Credo di essere stato fra i pochi (scrivere l’unico sarebbe presuntuoso) ad opporsi, per la catastrofe che avrebbe prodotto, alla nascita degli Orsi;  credo di essere fra i pochi a rabbrividire ogni volta che leggo lo slogan orsino “la tua vita è qui” e penso ai miei vecchi che non hanno avuto questa “fortuna”, che andavano a far la spesa nel negozio sotto casa con il libretto su cui, quotidianamente, registravano importi che venivano saldati al momento della riscossione della “quindicina” del lavoro di fabbrica.  
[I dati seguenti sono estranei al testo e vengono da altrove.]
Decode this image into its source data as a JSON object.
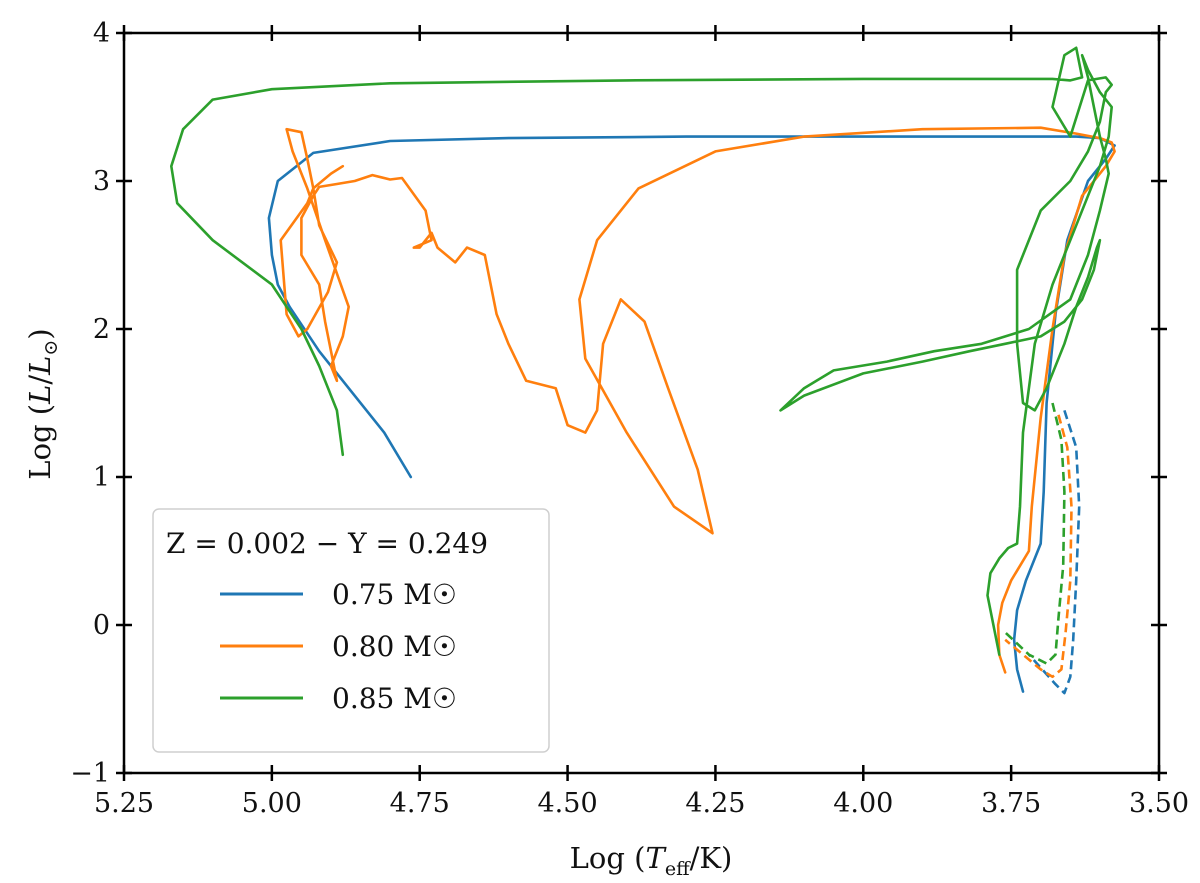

Ma non è la nostalgia, comunque individuale e soggettiva, ad intristirmi, ma il bolso ottimismo di chi si fa classe dirigente senza sapere che cosa e come dirigere, e fa del carpe diem dell’arraffo una filosofia mercatora.  Che si è fatta irriconoscibile poltiglia in cui non si distingue, perché non c’è, la differenza fra la destra e la sinistra, fra progressisti e conservatori, fra riformisti e riformati, fra chi c’è e chi ci fa.  Noi, nel mezzo, ingoiamo bocconi amari: lasciateci almeno sfogare un po’, e non fateci bacchettare pubblicamente da zelanti figlie di un’arte che non c’è più, com’è successo ad Omar Ronda per il suo esplicito, crudo e soprattutto “irrispettoso” linguaggio usato nel giudicare il sindaco Cavicchioli.  Il rispetto bisogna guadagnarselo: Cavicchioli rifletta se lo sta facendo, e ci dica qualcosa direttamente.  Al suo buon cuore.